Conforme ela, o tubo de PVC de seis metros com 100 milímetros de diâmetro, antes da pandemia, era R$ 39,90. Hoje, o mesmo produto custa R$ 119 - ou seja, uma variação de 198%.
O presidente da Acomasul (Associação dos Construtores de Mato Grosso do Sul), Diego Canzi Dalastra, afirma que o indicador da inflação acumulada expõe o problema para o setor. “Em julho, tivemos um acréscimo de pouco mais de 1%. Ou seja, a variação mensal é praticamente irrisória. Porém, o acumulado do ano já registra um índice acima dos 8%.”

Mercado - Dalastra afirma que o programa Casa Verde e Amarela, que promove a construção de diferentes moradias no País, sofreu algumas mudanças importantes, como o aumento do prazo de financiamentos de 30 para 35 anos, “numa tentativa de minimizar os reflexos da inflação no bolso do consumidor e fazer que a parcela do financiamento se encaixe no orçamento da população”.
Ele afirma que as lojas de materiais de construção registraram queda no faturamento no mês de julho deste ano, o que pode ser reflexo da liquidez dos imóveis, que vem caindo ao longo dos meses. “Muitos imóveis à venda, consumidores dispostos a adquirir, porém a dificuldade está em fechar esta conta, pois o poder de compra não é compatível com os valores de mercado. Estamos vivendo um período de instabilidade, muita insegurança em novos investimentos.”

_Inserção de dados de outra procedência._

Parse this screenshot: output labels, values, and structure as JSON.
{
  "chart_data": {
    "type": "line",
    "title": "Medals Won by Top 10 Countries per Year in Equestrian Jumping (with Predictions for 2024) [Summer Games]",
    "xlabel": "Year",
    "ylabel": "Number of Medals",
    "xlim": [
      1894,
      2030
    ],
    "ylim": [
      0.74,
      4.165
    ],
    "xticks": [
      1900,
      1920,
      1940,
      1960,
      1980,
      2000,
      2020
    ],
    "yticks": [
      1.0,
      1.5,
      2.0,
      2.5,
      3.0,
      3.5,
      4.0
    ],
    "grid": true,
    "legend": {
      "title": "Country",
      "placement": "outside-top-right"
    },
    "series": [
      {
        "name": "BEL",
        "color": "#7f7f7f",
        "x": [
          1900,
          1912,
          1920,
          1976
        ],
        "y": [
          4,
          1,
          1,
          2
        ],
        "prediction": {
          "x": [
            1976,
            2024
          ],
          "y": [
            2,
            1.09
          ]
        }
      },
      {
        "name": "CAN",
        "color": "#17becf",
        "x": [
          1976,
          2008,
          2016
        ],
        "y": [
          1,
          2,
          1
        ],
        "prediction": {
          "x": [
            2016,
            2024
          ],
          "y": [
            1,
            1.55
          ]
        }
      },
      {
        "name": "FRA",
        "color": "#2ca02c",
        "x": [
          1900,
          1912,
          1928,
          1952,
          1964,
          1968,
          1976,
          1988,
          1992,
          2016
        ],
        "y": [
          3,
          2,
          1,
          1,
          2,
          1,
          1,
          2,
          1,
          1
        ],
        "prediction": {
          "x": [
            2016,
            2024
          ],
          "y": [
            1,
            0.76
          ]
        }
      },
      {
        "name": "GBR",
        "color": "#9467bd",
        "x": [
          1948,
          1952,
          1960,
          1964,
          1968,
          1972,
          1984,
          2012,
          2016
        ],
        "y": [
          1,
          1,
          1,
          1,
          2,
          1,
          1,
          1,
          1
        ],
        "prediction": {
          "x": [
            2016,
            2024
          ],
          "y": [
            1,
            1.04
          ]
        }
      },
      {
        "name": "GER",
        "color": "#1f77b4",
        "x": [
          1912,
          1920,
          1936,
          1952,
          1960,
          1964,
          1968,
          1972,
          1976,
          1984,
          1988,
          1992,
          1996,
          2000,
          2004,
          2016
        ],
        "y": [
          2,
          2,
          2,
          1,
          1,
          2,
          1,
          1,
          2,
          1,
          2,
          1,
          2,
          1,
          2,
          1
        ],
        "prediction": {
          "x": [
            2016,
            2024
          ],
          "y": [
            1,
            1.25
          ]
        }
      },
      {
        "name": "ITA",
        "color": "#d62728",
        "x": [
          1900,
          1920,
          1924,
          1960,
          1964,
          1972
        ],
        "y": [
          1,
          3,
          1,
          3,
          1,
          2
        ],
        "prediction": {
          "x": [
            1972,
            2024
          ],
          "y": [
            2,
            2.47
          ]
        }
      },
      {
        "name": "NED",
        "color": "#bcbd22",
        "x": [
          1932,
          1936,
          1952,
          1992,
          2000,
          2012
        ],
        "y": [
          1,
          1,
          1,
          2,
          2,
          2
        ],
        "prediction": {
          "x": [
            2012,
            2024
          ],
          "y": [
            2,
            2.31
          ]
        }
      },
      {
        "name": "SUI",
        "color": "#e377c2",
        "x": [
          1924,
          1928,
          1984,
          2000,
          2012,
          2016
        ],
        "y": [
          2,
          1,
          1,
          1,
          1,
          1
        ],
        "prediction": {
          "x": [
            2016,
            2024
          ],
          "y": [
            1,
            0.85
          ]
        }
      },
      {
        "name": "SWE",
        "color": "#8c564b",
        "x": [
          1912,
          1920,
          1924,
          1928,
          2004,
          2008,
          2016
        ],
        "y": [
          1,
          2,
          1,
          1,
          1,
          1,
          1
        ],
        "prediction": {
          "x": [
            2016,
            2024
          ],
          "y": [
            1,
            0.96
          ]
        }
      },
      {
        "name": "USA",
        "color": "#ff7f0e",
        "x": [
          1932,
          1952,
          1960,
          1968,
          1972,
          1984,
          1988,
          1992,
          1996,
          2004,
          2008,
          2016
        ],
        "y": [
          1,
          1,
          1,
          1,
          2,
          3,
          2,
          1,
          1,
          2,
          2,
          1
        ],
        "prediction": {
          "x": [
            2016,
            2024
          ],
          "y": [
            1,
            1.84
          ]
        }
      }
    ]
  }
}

De acordo com o INCC (Índice Nacional de Custo da Construção), que mede a evolução dos preços de materiais, serviços e mão-de-obra destinados à construção de residências no país, o acumulado em 36 meses supera os 60%.
Isso quer dizer que uma casa popular que custava R$ 140 mil, há três anos, hoje custa R$ 224 mil. “Antes, a pessoa precisava ter R$ 28 mil para dar de entrada e agora precisa de R$ 45 mil, o que dificultou muito o acesso à moradia”, explica.
O construtor Diego Moura, de 37 anos, comenta que houve aumento no preço dos insumos logo no começo da pandemia. Aço, alumínio e cimento, por exemplo, ficaram mais caros e aumentaram o custo final da obra.
Ele afirma que a maioria dos imóveis vem de financiamento e que a avaliação bancária para que o procedimento de compra seja feito não sofreu alterações. “Por isso, não tem como repassar esses reajustes no valor final. Assim a gente acaba perdendo construtores. Com o aumento dos materiais essa margem ficou inviável e muitos construtores acabaram deixando o setor.”